Rolling Stone is crossing over.

On Friday, for the first time in its 45 years, the magazine published a special Spanish-language section on Latino music and the cultural figures that presently influence the over 50 million Hispanics in the United States.

Daniel Craig’s 007 may be the face of the Nov. 22 issue, but a flip to the back of the magazine will reveal a secondary cover featuring crossover rapper Pitbull.

Donning a bright red blazer and signature shades, “El Rey de la Fiesta” (The King of the Party) covers the special 15-page section which centers around the “10 Best Latin Rock Albums of All Time” as well as the work of Dominican Pulitzer-Prize winning novelist Junot Díaz, Puerto Rico’s hip-hop duo Calle 13, and Colombian actress Sofia Vergara, among others.

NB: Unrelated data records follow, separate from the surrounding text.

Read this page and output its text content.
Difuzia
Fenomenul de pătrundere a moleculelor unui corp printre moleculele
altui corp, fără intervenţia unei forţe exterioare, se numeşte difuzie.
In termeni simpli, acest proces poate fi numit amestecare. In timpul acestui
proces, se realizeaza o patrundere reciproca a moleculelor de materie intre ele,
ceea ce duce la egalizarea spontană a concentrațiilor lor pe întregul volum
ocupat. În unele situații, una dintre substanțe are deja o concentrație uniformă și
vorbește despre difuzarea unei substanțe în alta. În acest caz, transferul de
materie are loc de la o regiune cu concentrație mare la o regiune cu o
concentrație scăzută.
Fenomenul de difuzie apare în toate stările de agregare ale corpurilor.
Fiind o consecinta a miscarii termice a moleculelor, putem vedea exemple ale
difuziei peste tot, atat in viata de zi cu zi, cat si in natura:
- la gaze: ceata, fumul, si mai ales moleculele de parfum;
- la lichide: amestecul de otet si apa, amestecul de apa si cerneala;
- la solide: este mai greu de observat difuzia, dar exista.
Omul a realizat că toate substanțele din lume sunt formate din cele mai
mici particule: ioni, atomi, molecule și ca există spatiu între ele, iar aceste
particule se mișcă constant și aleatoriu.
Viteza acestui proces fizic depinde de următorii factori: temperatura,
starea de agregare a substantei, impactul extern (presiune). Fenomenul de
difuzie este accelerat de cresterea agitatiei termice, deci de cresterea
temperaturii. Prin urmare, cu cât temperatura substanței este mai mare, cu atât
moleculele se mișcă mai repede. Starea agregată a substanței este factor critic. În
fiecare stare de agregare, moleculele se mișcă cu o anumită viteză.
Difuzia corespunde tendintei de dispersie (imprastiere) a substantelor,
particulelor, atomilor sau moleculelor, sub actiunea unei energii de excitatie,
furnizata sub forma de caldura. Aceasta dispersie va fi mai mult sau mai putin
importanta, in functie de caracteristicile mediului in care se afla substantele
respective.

Seventeen percent of Rolling Stone magazine’s readership is Latino, according to GfK MRI audience research reported in the New York Times. With that in mind, the magazine filled their unprecedented section with articles written in English and Spanish interview sidebars with no translation attached.

“The whole idea of the content being in both English and Spanish is that the acculturated Latino is using both Spanish and English in the house and outside of the house,” Matt Mastrangelo, the publisher of Rolling Stone, told the New York Times.

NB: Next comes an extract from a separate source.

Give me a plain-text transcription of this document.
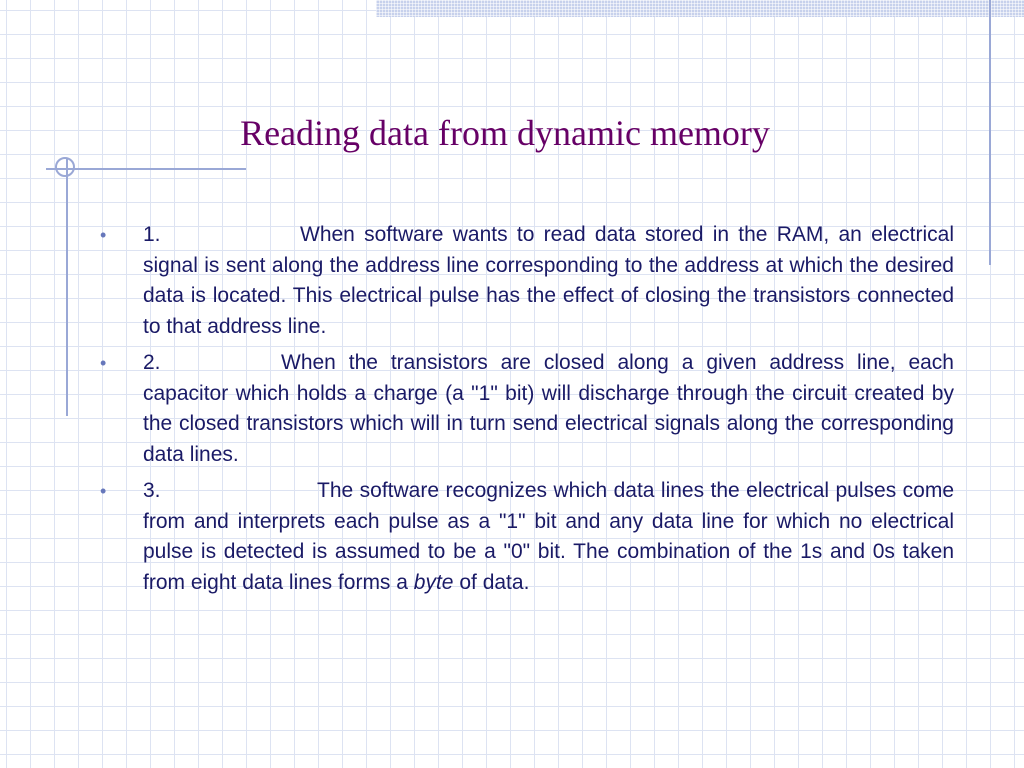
Reading data from dynamic memory
• 1.	When software wants to read data stored in the RAM, an electrical signal is sent along the address line corresponding to the address at which the desired data is located. This electrical pulse has the effect of closing the transistors connected to that address line.
• 2.	When the transistors are closed along a given address line, each capacitor which holds a charge (a "1" bit) will discharge through the circuit created by the closed transistors which will in turn send electrical signals along the corresponding data lines.
• 3.	The software recognizes which data lines the electrical pulses come from and interprets each pulse as a "1" bit and any data line for which no electrical pulse is detected is assumed to be a "0" bit. The combination of the 1s and 0s taken from eight data lines forms a byte of data.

An April 2012 study by the Pew Hispanic Center surveyed language use among Latinos and found that among adults 38 percent were classified as bilingual, while the same percent were Spanish dominant and 24 percent were considered English dominant.

Executive vice president and managing director of Lapíz, a Chicago-based multicultural ad agency, Gustavo Razzetti told NBC Latino the idea of a Spanish section was born out of talks between Mastrangelo and Lapíz about producing concerts and events with the magazine. Apart from its bilingual editorial content, the section also included Spanish-language ads created for the occasion–three of which were placed by Procter & Gamble brands represented by Lapíz.

“We decided to go a step further and create content that celebrates Latinos and the crossover that Latin and American cultures are experiencing right now,” Razzetti told NBC Latino. “You can check out the magazine and see Daniel Craig or you can flip it over and see Pitbull. For advertisers in the past, there was one door for Latinos and another for the rest of the market, but this magazine represents that there’s one single world with a door each for Latin culture and one for mainstream culture – and Latinos have the power to access that world however they choose.”